The Dow Jones Industrial Average gained 617.64 points, or 2.5%, to 25,366.37, the S&P  500 added 61.61 points, or 2.30%, to 2,743.78 and the Nasdaq  Composite  rose 208.89 points, or 2.95%, to 7,291.59.

Technical outlook by FXStreet Chief Analyst Valeria Bednarik

The index is at its highest since November 19, not yet out of the woods, according to the daily chart, in where it finished above the 20 and 200 DMA but still below the 100 DMA, this last over 200 points above the current level and directionless. Technical indicators in the mentioned chart have turned sharply higher, but only the RSI entered positive ground, now at 54.

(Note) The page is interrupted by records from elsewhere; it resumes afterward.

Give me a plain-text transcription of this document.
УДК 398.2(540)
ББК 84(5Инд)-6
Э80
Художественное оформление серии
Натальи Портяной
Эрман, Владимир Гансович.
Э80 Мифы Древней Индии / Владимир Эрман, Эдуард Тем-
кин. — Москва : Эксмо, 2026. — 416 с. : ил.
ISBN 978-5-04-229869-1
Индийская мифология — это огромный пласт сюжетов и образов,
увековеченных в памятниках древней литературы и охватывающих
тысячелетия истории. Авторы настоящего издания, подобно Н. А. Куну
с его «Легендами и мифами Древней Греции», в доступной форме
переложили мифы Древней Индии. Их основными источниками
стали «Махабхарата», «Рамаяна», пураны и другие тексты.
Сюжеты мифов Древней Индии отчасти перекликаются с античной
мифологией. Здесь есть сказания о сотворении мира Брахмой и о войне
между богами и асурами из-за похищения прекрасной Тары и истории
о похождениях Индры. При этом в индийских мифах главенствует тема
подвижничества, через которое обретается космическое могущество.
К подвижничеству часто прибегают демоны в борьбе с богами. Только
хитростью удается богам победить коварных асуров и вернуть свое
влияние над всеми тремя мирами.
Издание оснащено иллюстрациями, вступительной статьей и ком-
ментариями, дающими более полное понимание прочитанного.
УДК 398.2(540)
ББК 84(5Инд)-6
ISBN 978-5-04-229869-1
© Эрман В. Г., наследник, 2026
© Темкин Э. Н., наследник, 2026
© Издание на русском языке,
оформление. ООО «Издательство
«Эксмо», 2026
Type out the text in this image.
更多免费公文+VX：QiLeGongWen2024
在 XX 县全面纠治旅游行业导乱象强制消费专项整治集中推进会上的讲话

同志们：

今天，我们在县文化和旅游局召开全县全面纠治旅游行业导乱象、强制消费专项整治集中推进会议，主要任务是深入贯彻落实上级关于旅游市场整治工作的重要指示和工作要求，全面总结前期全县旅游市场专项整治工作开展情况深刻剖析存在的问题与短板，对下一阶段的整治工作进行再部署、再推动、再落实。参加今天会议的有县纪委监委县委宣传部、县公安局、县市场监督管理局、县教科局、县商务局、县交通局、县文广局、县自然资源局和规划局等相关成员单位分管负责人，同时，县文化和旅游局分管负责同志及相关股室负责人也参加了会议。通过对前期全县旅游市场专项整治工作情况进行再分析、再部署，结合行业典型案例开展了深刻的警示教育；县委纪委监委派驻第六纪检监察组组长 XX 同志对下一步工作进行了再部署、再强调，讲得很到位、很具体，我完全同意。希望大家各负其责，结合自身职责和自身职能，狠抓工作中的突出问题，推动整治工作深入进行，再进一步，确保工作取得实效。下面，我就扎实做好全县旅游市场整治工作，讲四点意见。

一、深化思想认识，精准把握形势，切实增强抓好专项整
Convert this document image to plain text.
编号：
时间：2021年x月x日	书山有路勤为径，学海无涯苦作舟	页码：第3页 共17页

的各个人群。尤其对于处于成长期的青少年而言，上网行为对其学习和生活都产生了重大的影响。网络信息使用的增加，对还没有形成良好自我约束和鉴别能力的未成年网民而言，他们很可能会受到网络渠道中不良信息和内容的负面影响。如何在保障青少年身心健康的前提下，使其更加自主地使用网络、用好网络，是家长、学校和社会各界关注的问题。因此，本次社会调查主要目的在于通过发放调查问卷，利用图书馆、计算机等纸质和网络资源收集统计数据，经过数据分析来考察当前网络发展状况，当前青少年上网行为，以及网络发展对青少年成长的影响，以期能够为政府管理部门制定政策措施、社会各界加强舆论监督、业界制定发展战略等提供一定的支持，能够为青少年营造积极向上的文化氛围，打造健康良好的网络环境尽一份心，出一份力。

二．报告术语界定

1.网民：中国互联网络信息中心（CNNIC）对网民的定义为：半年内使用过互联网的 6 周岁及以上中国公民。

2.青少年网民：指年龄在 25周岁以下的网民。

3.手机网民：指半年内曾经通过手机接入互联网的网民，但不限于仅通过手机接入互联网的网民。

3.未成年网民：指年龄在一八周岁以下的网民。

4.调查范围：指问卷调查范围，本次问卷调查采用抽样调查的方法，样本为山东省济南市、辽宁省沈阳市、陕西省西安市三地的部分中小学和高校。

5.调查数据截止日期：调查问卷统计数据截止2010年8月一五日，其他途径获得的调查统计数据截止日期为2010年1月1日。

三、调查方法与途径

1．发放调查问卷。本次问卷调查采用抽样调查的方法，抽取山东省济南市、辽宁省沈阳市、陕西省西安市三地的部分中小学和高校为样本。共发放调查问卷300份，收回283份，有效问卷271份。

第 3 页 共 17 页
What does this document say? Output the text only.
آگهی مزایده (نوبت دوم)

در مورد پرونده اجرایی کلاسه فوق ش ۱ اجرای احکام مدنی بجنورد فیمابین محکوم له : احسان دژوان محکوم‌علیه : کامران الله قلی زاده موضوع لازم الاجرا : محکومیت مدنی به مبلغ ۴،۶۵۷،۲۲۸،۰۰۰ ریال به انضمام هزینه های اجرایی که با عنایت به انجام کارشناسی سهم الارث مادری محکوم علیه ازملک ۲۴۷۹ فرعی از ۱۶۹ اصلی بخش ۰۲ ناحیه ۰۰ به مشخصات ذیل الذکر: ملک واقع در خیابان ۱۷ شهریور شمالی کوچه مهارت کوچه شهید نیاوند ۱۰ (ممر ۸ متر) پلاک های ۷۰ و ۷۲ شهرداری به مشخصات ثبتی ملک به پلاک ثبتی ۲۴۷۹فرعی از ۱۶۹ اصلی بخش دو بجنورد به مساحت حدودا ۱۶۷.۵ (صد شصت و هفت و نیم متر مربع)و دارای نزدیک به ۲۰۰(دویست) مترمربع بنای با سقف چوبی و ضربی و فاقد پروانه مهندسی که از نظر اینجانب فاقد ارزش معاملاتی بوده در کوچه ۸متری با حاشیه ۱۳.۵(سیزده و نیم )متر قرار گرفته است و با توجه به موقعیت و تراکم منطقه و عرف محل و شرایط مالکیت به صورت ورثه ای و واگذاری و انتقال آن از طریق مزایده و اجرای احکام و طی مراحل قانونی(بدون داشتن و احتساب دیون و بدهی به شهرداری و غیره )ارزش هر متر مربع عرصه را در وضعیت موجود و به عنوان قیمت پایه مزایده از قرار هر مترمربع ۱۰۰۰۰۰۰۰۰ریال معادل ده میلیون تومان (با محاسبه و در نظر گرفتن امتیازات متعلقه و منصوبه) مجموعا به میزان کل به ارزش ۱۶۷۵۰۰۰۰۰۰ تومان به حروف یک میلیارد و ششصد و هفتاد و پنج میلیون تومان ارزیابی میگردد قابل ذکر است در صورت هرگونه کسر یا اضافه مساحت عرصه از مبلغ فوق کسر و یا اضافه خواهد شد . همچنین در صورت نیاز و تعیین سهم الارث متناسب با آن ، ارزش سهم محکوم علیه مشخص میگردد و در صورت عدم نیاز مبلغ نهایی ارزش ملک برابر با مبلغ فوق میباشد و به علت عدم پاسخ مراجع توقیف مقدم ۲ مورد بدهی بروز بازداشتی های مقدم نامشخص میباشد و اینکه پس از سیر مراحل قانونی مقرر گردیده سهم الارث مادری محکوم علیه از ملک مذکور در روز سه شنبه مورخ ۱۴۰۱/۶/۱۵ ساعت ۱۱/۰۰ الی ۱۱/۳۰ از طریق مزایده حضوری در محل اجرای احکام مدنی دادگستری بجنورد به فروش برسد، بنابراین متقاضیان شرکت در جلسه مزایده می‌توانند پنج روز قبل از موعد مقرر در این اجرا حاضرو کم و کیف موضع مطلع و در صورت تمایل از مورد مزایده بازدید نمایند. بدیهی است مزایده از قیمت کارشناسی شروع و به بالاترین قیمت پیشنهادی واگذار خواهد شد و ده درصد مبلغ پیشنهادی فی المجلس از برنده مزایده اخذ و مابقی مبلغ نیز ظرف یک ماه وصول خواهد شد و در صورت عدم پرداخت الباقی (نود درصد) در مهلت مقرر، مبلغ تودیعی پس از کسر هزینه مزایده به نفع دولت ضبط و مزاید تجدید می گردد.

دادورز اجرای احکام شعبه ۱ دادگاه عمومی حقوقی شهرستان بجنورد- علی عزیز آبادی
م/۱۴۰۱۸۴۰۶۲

In the 4 hours chart, however, the upside seems a bit more constructive, as the index is above all of its moving averages, with the 20 SMA turning north far below the current level and the 100 and 200 SMA converging around 25,190, while technical indicators barely lost upward strength within extreme overbought levels. Some relevant intraday highs come around 25,500 the level to surpass for the index to re-enter bullish ground.

Support levels: 25,309 – 25,244 – 25,190.

Resistance levels: 25,372 – 25,427 – 25,480.